The House of Representatives passed legislation to overhaul the medical liability system last week. H.R. 1215, the Protecting Access to Care Act (PACA), was passed by a vote of 218-210, with 19 Republicans crossing the aisle to join all House Democrats to vote against the bill. PACA is considered a part of the GOP’s broader effort to repeal and replace Obamacare. The bill would limit damages and lawyers’ fees for cases related to federally subsidized health care. Medical malpractice awards for non-economic damages would be capped at $250,000 under the bill. The bill would also establish a three-year statute of limitations after an injury, or one year after the discovery of an injury. PACA would preempt state laws, except in cases where the state has already specified a shorter time period for the statute of limitations, or a particular amount of damages that can be awarded in a lawsuit. The Congressional Budget Office (CBO) estimates that the bill would reduce the deficit by $50 billion over the next decade. It is unclear whether the bill will advance in the Senate, where Democrats are opposed to the liability cap, and some Republicans have voiced concerns about infringing upon states’ rights. More than two-dozen states already have award caps in place. To respond to concerns related to state’ rights, the provisions in the PACA legislation are limited to when a medical liability case involves federal healthcare funds.

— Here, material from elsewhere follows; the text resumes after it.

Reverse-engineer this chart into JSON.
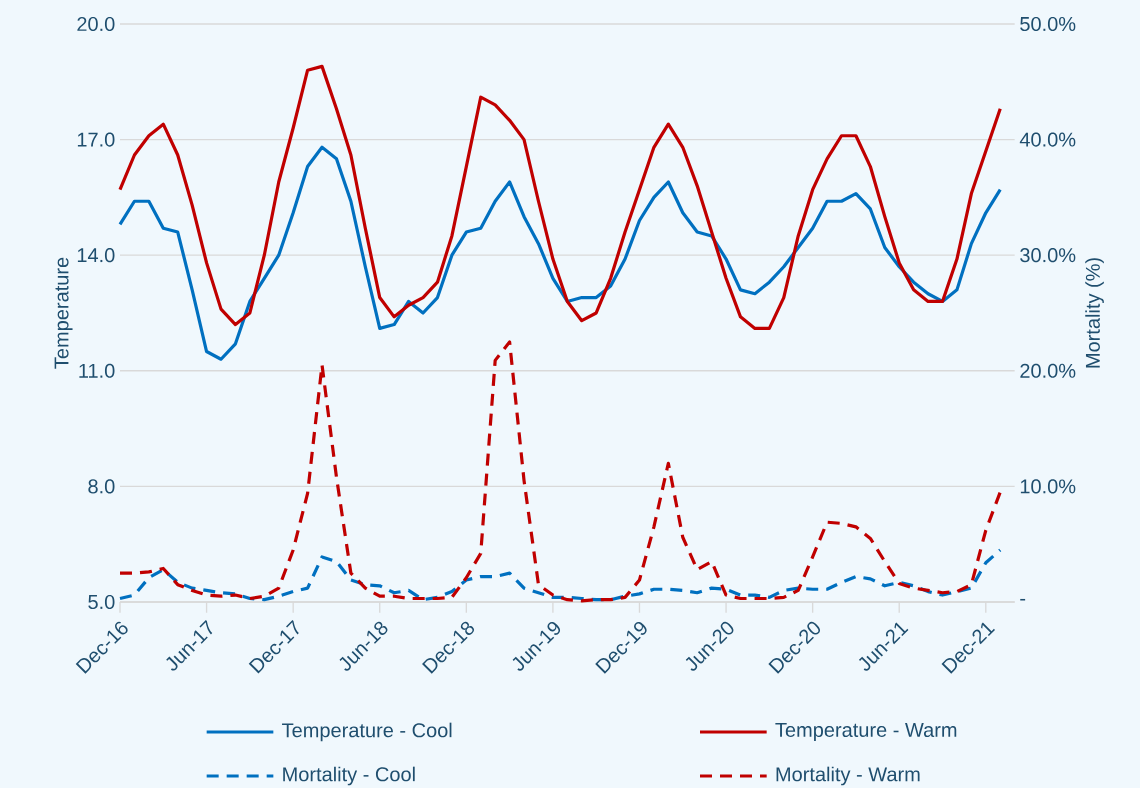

CMS Releases 2018 QPP Proposed Rule

The Centers for Medicare & Medicaid Services (CMS) released a proposed rule June 20 that describes changes that would be made to the Quality Payment Program (QPP) in 2018, as required under the Medicare Access and CHIP (Children’s Health Insurance Program) Reauthorization Act (MACRA) of 2015. The QPP provides two tracks for participation: the Merit-based Incentive Payment System (MIPS) or an Advanced Alternative Payment Model (A-APM). Most providers will participate in the MIPS program during the early years of the QPP. The proposed rule alters existing requirements while also introducing new policies that aim to simplify QPP, particularly for small, independent, and rural practices, while maintaining fiscal sustainability and high-quality care within Medicare.   Important provisions of the proposed rule are as follows:

  • CMS proposes to maintain the 2017 transition year weights for the MIPS components—60 percent for Quality, 25 percent for Advancing Care Information (ACI), 15 percent for Improvement Activities, and 0 percent for Cost.

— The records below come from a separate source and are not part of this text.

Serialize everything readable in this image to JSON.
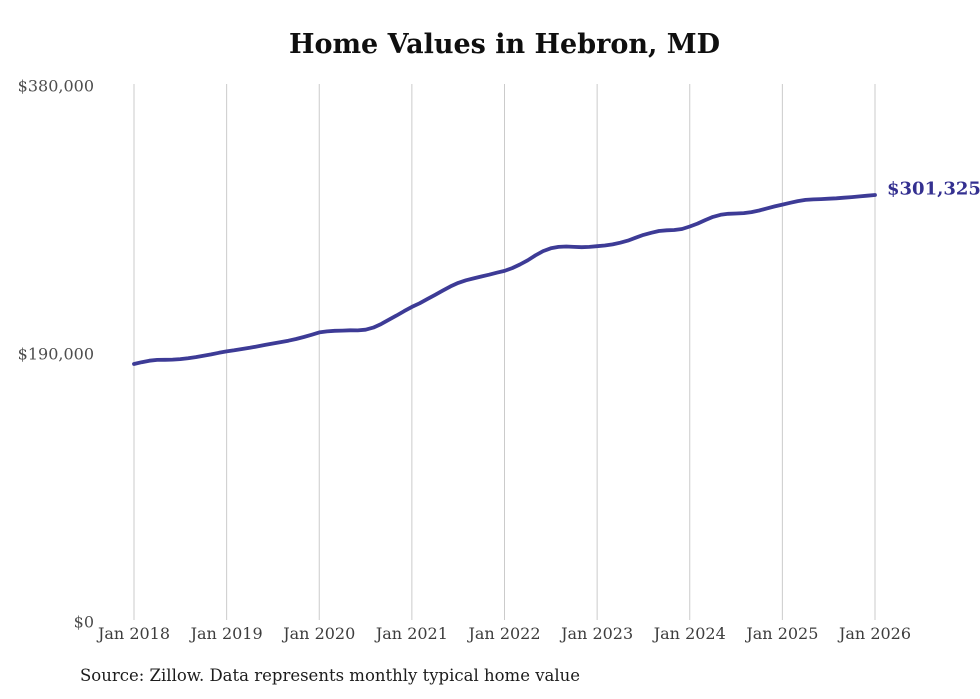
{
  "chart": {
    "title": "Home Values in Hebron, MD",
    "end_value_label": "$301,325",
    "source_note": "Source: Zillow. Data represents monthly typical home value"
  },
  "colors": {
    "line": "#3d3b96",
    "end_label": "#343090",
    "grid": "#cbcbcb",
    "title_text": "#0f0f0f",
    "axis_text": "#3d3d3d",
    "source_text": "#1c1c1c"
  },
  "chart_data": {
    "type": "line",
    "title": "Home Values in Hebron, MD",
    "xlabel": "",
    "ylabel": "",
    "x_unit": "month",
    "x_start": "Jan 2018",
    "x_end": "Jan 2026",
    "categories": [
      "Jan 2018",
      "Jan 2019",
      "Jan 2020",
      "Jan 2021",
      "Jan 2022",
      "Jan 2023",
      "Jan 2024",
      "Jan 2025",
      "Jan 2026"
    ],
    "y_ticks": [
      {
        "label": "$380,000",
        "value": 380000
      },
      {
        "label": "$190,000",
        "value": 190000
      },
      {
        "label": "$0",
        "value": 0
      }
    ],
    "ylim": [
      0,
      380000
    ],
    "grid": "vertical-only",
    "legend": "none",
    "series": [
      {
        "name": "Monthly typical home value",
        "values": [
          181500,
          182800,
          183800,
          184400,
          184500,
          184600,
          185000,
          185600,
          186400,
          187300,
          188300,
          189400,
          190400,
          191200,
          192100,
          193000,
          194000,
          195000,
          196000,
          197000,
          198000,
          199200,
          200600,
          202200,
          203900,
          204600,
          205000,
          205200,
          205400,
          205300,
          205800,
          207300,
          209800,
          212800,
          215800,
          219000,
          222000,
          224500,
          227500,
          230500,
          233500,
          236500,
          239000,
          240800,
          242200,
          243500,
          244800,
          246200,
          247500,
          249500,
          252000,
          255000,
          258500,
          261500,
          263500,
          264500,
          264800,
          264500,
          264300,
          264500,
          265000,
          265500,
          266300,
          267500,
          269000,
          271000,
          273000,
          274500,
          275800,
          276300,
          276500,
          277200,
          279000,
          281000,
          283500,
          285800,
          287300,
          288000,
          288200,
          288500,
          289200,
          290300,
          291800,
          293200,
          294500,
          295800,
          297000,
          297800,
          298200,
          298400,
          298700,
          299000,
          299400,
          299800,
          300300,
          300800,
          301325
        ]
      }
    ],
    "annotations": [
      {
        "text": "$301,325",
        "position": "line-end",
        "color": "#343090"
      }
    ]
  }
}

  • CMS proposes to allow MIPS-eligible clinicians to continue participation in the ACI category by using 2014 certified electronic health record technology (CEHRT), thereby providing additional time for practices to move toward use of 2015 CEHRT.
  • CMS proposes to increase the low-volume threshold to exempt providers or groups with less than or equal to $90,000 in Part B allowed charges or less than or equal to 200 Part B beneficiaries (from a 2017 low-volume threshold of ≤$30,000 in Part B allowed charges or ≤100 Part B beneficiaries) from having to meet the MIPS participation requirements.